Schwäbische Zeitung (Alb-Donau)
Sozialverband: Darum flog AfD-Funktionär aus dem Amt beim VdK
Der Kreis-VdK hat den Neu-Ulmer Ortsvorsitzenden abgesetzt - Die Entscheidung schlägt Wellen
NEU-ULM/LANDKREIS NEU-ULM Anfang der Woche war der Fall an die Öffentlichkeit gelangt, jetzt ist eine Entscheidung gefallen: Der VdKKreisverband Neu-Ulm/Illertissen hat den Neu-Ulmer Ortsvorsitzenden Josef Kreitmair abgesetzt.
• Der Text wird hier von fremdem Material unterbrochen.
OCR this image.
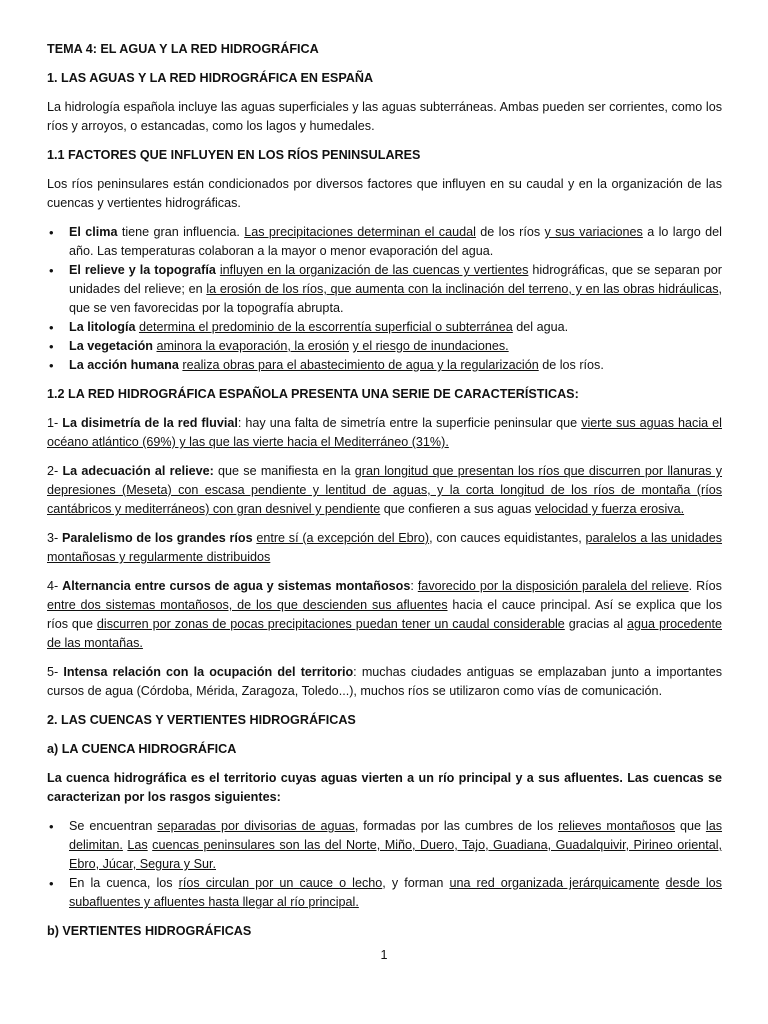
TEMA 4: EL AGUA Y LA RED HIDROGRÁFICA
1. LAS AGUAS Y LA RED HIDROGRÁFICA EN ESPAÑA

La hidrología española incluye las aguas superficiales y las aguas subterráneas. Ambas pueden ser corrientes, como los ríos y arroyos, o estancadas, como los lagos y humedales.

1.1 FACTORES QUE INFLUYEN EN LOS RÍOS PENINSULARES

Los ríos peninsulares están condicionados por diversos factores que influyen en su caudal y en la organización de las cuencas y vertientes hidrográficas.

• El clima tiene gran influencia. Las precipitaciones determinan el caudal de los ríos y sus variaciones a lo largo del año. Las temperaturas colaboran a la mayor o menor evaporación del agua.
• El relieve y la topografía influyen en la organización de las cuencas y vertientes hidrográficas, que se separan por unidades del relieve; en la erosión de los ríos, que aumenta con la inclinación del terreno, y en las obras hidráulicas, que se ven favorecidas por la topografía abrupta.
• La litología determina el predominio de la escorrentía superficial o subterránea del agua.
• La vegetación aminora la evaporación, la erosión y el riesgo de inundaciones.
• La acción humana realiza obras para el abastecimiento de agua y la regularización de los ríos.
1.2 LA RED HIDROGRÁFICA ESPAÑOLA PRESENTA UNA SERIE DE CARACTERÍSTICAS:

1- La disimetría de la red fluvial: hay una falta de simetría entre la superficie peninsular que vierte sus aguas hacia el océano atlántico (69%) y las que las vierte hacia el Mediterráneo (31%).

2- La adecuación al relieve: que se manifiesta en la gran longitud que presentan los ríos que discurren por llanuras y depresiones (Meseta) con escasa pendiente y lentitud de aguas, y la corta longitud de los ríos de montaña (ríos cantábricos y mediterráneos) con gran desnivel y pendiente que confieren a sus aguas velocidad y fuerza erosiva.

3- Paralelismo de los grandes ríos entre sí (a excepción del Ebro), con cauces equidistantes, paralelos a las unidades montañosas y regularmente distribuidos

4- Alternancia entre cursos de agua y sistemas montañosos: favorecido por la disposición paralela del relieve. Ríos entre dos sistemas montañosos, de los que descienden sus afluentes hacia el cauce principal. Así se explica que los ríos que discurren por zonas de pocas precipitaciones puedan tener un caudal considerable gracias al agua procedente de las montañas.

5- Intensa relación con la ocupación del territorio: muchas ciudades antiguas se emplazaban junto a importantes cursos de agua (Córdoba, Mérida, Zaragoza, Toledo...), muchos ríos se utilizaron como vías de comunicación.

2. LAS CUENCAS Y VERTIENTES HIDROGRÁFICAS
a) LA CUENCA HIDROGRÁFICA

La cuenca hidrográfica es el territorio cuyas aguas vierten a un río principal y a sus afluentes. Las cuencas se caracterizan por los rasgos siguientes:

• Se encuentran separadas por divisorias de aguas, formadas por las cumbres de los relieves montañosos que las delimitan. Las cuencas peninsulares son las del Norte, Miño, Duero, Tajo, Guadiana, Guadalquivir, Pirineo oriental, Ebro, Júcar, Segura y Sur.
• En la cuenca, los ríos circulan por un cauce o lecho, y forman una red organizada jerárquicamente desde los subafluentes y afluentes hasta llegar al río principal.
b) VERTIENTES HIDROGRÁFICAS
1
Grund sei dessen Vorstandstätigkeit bei der AfD Neu-Ulm. „Diese ist unvereinbar mit der Ausübung des ehrenamtlichen Vorsitzes eines VdK-Ortsverbandes und jeder anderen ehrenamtlichen Vorstandstätigkeit für den Sozialverband VdK“, heißt es in einer vom Kreisverband herausgegebenen Erklärung. Die Entscheidung sei am Mittwoch bei einer außerordentlichen Sitzung des Kreisvorstands getroffen worden.
Kreitmair hatte den zuvor verwaisten Ortsvorsitz beim VdK NeuUlm im Mai vorigen Jahres übernommen – „um für die Alten etwas Gutes zu tun“, wie er sagt. Beispielsweise hat er für die mehr als 700 Mitglieder im Ortsverband eine Weihnachtsfeier, Ausflüge und andere Veranstaltungen auf die Beine gestellt. Politisch engagiert sich Kreitmair bei der Alternative für Deutschland. Ende Januar wurde er zum Schatzmeister des AfD-Kreisverbands Neu-Ulm gewählt. Damit hat er aus Sicht des VdK eine Grenze überschritten.
„Wir fragen niemandem nach seiner Parteizugehörigkeit“, sagte Bettina Schubarth, Pressesprecherin des VdK Bayern, auf Nachfrage. „Aber wenn jemand gleichzeitig ein Amt bei der AfD hat, wird’s schwierig.“Dazu heißt es in der Erklärung des Kreisverbands: „Die Parteiideologie der AfD ist mit der Grundhaltung des VdK nach friedlichem Zusammenleben, Mitmenschlichkeit, Nicht-Diskriminierung, sozialer Gerechtigkeit und Solidarität nicht vereinbar.“Und weiter: „Der Sozialverband VdK distanziert sich von einer Partei, die offen minderheitenfeindliche Positionen vertritt.“Der VdK wäre unglaubwürdig, wenn er zulassen würde, dass einer seiner Funktionäre, der den Sozialverband vor Ort nach außen repräsentiere, zeitgleich ein AfD-Amt bekleide. Die Abberufung des Ortsvorsitzenden sei notwendig, um Schaden vom Sozialverband VdK abzuwenden. Sprecherin Bettina Schubarth räumt ein, dass der Vorgang ungewöhnlich ist. Ihr sei kein vergleichbarer Fall in den vergangenen Jahren bekannt.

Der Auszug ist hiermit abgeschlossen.